Davanın yasal dayanağı 5510 sayılı Sosyal Sigortalar ve Genel Sağlık Sigortası Kanunu’nun 56. maddesidir. 5510 sayılı Sosyal Sigortalar ve Genel Sağlık Sigortası Kanunu’nun 59/2. maddesinde “Kurumun denetim ve kontrol ile görevlendirilmiş memurlarının görevleri sırasında tespit ettikleri Kurum alacağını doğuran olay ve bu olaya ilişkin işlemler, yemin hariç her türlü delile dayandırılabilir.Bunlar tarafından düzenlenen tutanaklar aksi sabit oluncaya kadar geçerlidir.” hükmü yer almaktadır.
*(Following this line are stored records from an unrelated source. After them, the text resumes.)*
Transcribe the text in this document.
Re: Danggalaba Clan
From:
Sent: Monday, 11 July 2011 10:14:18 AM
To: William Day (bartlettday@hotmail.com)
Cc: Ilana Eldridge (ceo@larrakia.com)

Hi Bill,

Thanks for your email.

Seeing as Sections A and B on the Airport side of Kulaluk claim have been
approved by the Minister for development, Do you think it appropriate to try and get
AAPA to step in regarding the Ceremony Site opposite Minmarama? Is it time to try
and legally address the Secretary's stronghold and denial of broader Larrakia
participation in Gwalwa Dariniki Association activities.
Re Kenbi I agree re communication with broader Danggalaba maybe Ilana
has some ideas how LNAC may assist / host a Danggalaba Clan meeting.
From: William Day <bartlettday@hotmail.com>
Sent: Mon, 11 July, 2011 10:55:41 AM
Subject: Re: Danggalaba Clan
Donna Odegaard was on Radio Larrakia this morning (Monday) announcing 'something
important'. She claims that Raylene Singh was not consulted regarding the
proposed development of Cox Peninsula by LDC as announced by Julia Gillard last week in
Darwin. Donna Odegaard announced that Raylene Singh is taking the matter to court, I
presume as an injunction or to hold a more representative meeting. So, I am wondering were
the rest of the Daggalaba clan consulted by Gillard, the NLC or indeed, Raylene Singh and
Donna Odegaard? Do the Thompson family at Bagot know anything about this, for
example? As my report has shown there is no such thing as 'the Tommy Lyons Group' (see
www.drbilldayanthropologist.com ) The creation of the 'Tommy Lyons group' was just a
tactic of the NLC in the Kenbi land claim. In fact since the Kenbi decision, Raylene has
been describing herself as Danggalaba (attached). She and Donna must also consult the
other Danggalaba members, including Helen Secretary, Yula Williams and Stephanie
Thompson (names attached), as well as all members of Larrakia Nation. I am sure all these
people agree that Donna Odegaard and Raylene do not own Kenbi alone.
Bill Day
Somut olayda; davalı Kurum kontrol memuru tarafından sunulan rapor ile davacı ve eski eşinin boşanmadan sonra aynı çatı altında karı-koca gibi yaşamaya devam ettiklerinin tespit edildiği, abonelik bilgilerinden de boşanmadan sonra davacı ve eski eşinin aynı adreste birlikte yaşamaya devam ettikleri sabit olup 5510 sayılı yasanın 59/2. maddesi gereğince Kurumun denetim ve kontrol ile görevlendirilmiş memurları tarafından düzenlenen tutanak içeriğinin de aksi ispat edilememiştir.Davacının eşinden boşanıp fiilen birlikte yaşadığının sabit olmasına rağmen yazılı şekilde davanın kabulüne karar verilmesi hatalı olmuştur.
Mahkemece bu maddi ve hukuki olgular göz önünde bulundurulmaksızın, davanın reddi gerekirken kabulüne karar verilmesi usul ve yasaya aykırı olup bozma nedenidir.
O halde, davalı Kurum vekilinin bu yönleri amaçlayan temyiz itirazları kabul edilmeli ve hüküm bozulmalıdır.
SONUÇ: Hükmün yukarıda açıklanan nedenlerle BOZULMASINA, 07/09/2015 gününde oybirliğiyle karar verildi.